Вулкан никогда не потухнет, думал Сейф. Там, в кратере, идет работа, и достаточно пустяка, непостижимой игры тектонических процессов, выстрела, чтобы из него вновь хлынула магма, раздирая в клочья небо и землю, растекаясь так же, как расползается сейчас насилие, пожирающее открытую всем ветрам Цирту.
Сам он вспоминал о городах, готовых кануть в небытие людской памяти, упомянутых на кусках старого пергамента, что на протяжении веков переходят из рук в руки. Такой хочет быть созданная заново Цирта, и непонятно, что лучше – то ли умолчать о ней, то ли дальше откапывать ее из могилы.
– Бабушка, да упокоит Господь ее душу, часто рассказывала мне разные истории, случаи, всякие пустые выдумки про Цирту, что вот уже много столетий передаются из уст в уста. Ты, Хосин, уже понял, что я пытаюсь тебе объяснить. У каждого из нас есть такая бабушка, и она знай себе бубнит эту жутковатую чушь. Как бороться с тем, что вколачивают в тебя с детства? Как бороться с ложью, если она впитана с молоком матери? А ты требуешь, чтобы я копался в могилах! Нет уж, пусть зарытое остается под землей! Оно и так заставляет нас совершать ошибку за ошибкой. Того паренька я убил по наущению Цирты. Да-да, это так. Где-то же сидят в нас все эти истории про тысячу и один раз завоеванный и оставленный город, эти непрерывные войны, эти легендарные имена – Сифак, Югурта, бои на аренах цирков, вторжения римлян, вандалов, турок, французов, а теперь еще и эта сжигающая нас война! Это они парализуют наше будущее, как свинец давят на настоящее, мешают нам свободно двигаться по тому пути, которым идут сохранившие непорочность народы: груз мерзостей не отбрасывает их назад, в прошлое – то ли потому, что они о нем забыли, то ли потому, что он не сгустился в целый континент мрака, то ли по милости управляющего ими божества. Ничего не выкапывать, писать Историю? Возможно…

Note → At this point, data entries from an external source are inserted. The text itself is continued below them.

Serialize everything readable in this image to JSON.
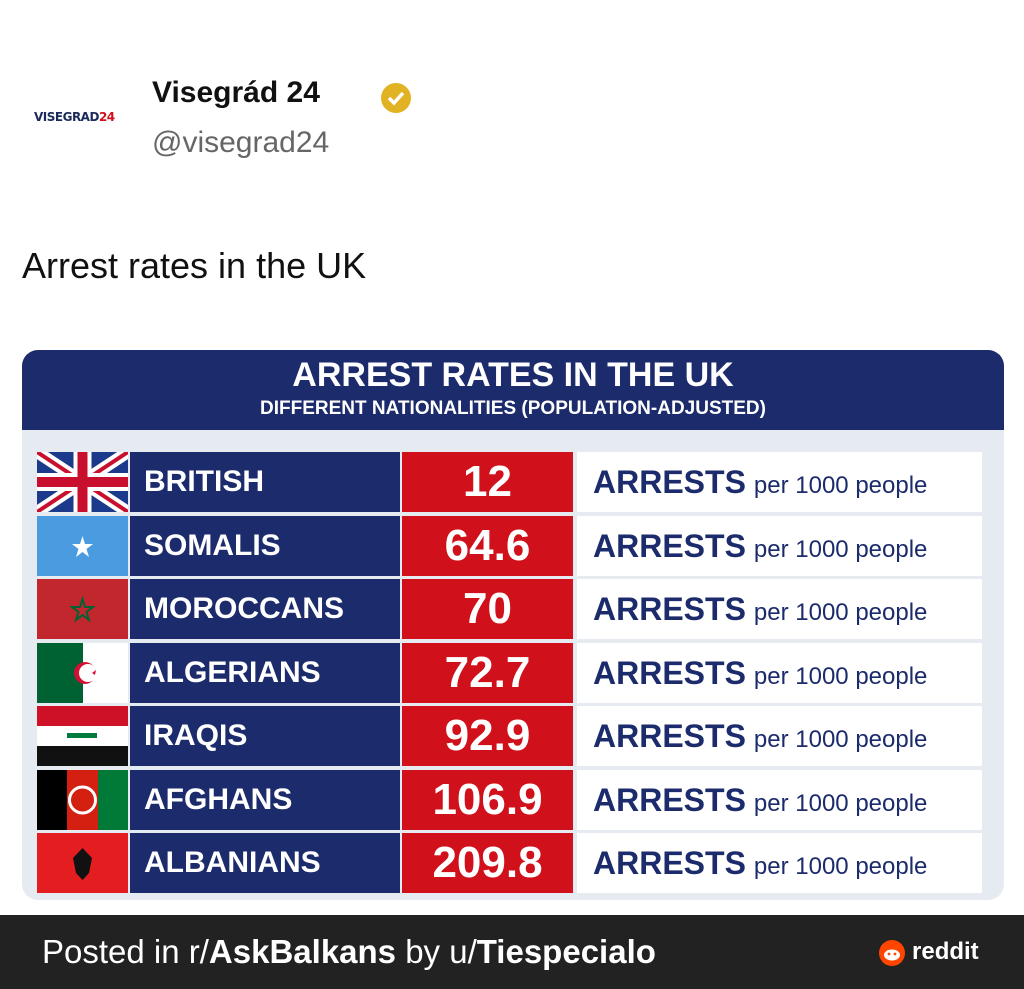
{
  "post": {
    "logo": {
      "name": "VISEGRAD",
      "number": "24"
    },
    "author": "Visegrád 24",
    "handle": "@visegrad24",
    "text": "Arrest rates in the UK"
  },
  "infographic": {
    "title": "ARREST RATES IN THE UK",
    "subtitle": "DIFFERENT NATIONALITIES (POPULATION-ADJUSTED)",
    "rows": [
      {
        "nationality": "BRITISH",
        "rate": 12,
        "unit": "ARRESTS",
        "per": "per 1000 people"
      },
      {
        "nationality": "SOMALIS",
        "rate": 64.6,
        "unit": "ARRESTS",
        "per": "per 1000 people"
      },
      {
        "nationality": "MOROCCANS",
        "rate": 70,
        "unit": "ARRESTS",
        "per": "per 1000 people"
      },
      {
        "nationality": "ALGERIANS",
        "rate": 72.7,
        "unit": "ARRESTS",
        "per": "per 1000 people"
      },
      {
        "nationality": "IRAQIS",
        "rate": 92.9,
        "unit": "ARRESTS",
        "per": "per 1000 people"
      },
      {
        "nationality": "AFGHANS",
        "rate": 106.9,
        "unit": "ARRESTS",
        "per": "per 1000 people"
      },
      {
        "nationality": "ALBANIANS",
        "rate": 209.8,
        "unit": "ARRESTS",
        "per": "per 1000 people"
      }
    ]
  },
  "footer": {
    "prefix": "Posted in r/",
    "subreddit": "AskBalkans",
    "middle": " by u/",
    "user": "Tiespecialo",
    "brand": "reddit"
  }
}
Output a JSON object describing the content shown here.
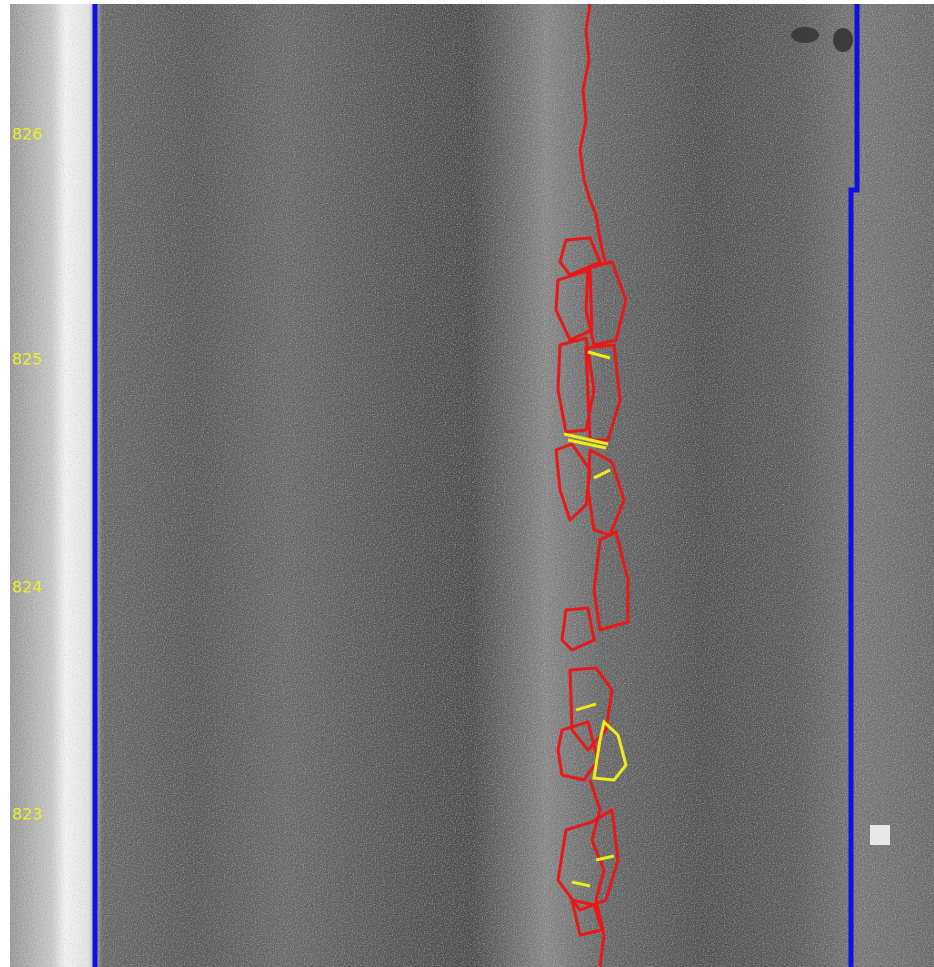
{
  "markers": [
    "826",
    "825",
    "824",
    "823"
  ]
}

Обессиленно откинувшись на спинку стула, Сейф пристально глядел на меня. Чтобы скрыть замешательство, я смотрел, как входят новые клиенты, как, спотыкаясь, с наигранной беспечностью бегает взад-вперед официант, смотрел на акробатические трюки бармена, этого историографа клонящегося к закату города, на дохлый вентилятор.
Я так и не мог ни выразить согласие с тем, что он сказал, ни даже сказать, что я думаю о его поступках. Все это представлялось мне слишком далеким. Неужели легенда завладела им и так отдалила его от ему подобных, что он словно бы превратился в мраморное изваяние? Какое-нибудь увечье – например, потеря руки – еще могло бы придать ему толику здешности, крошку жизни, напомнить, что он из плоти и крови. Но он высился над нами, как древняя статуя, и у нас на глазах облекался в небытие.
– Который час? – спросил Сейф, разозленный моим молчанием.
Два часа ночи. Снаружи, как цветок, раскрывалась Цирта. Под чернильным и угольным небом расцветали сады и парки, где разливали свой аромат глициния с голубыми лепестками и серая полынь. Лебединая песня усталой, опьяневшей от самой себя природы, высвобожденная землей грусть, размолотая пряность, как туча саранчи, как облако, как сплошной кроваво-красный поток распространялась по дорогам, тропинкам, меж скалистых отвесных стен, проникала в струйку воды, что извивается под циртийскими мостами. Лето запахами вырывалось на свободу. Контраст с прокуренным кафе, с затхлостью пережженных кофейных зерен, развороченных уборных, с погасшими сигаретами, с пепельницами, наполненными до краев, казался богохульством.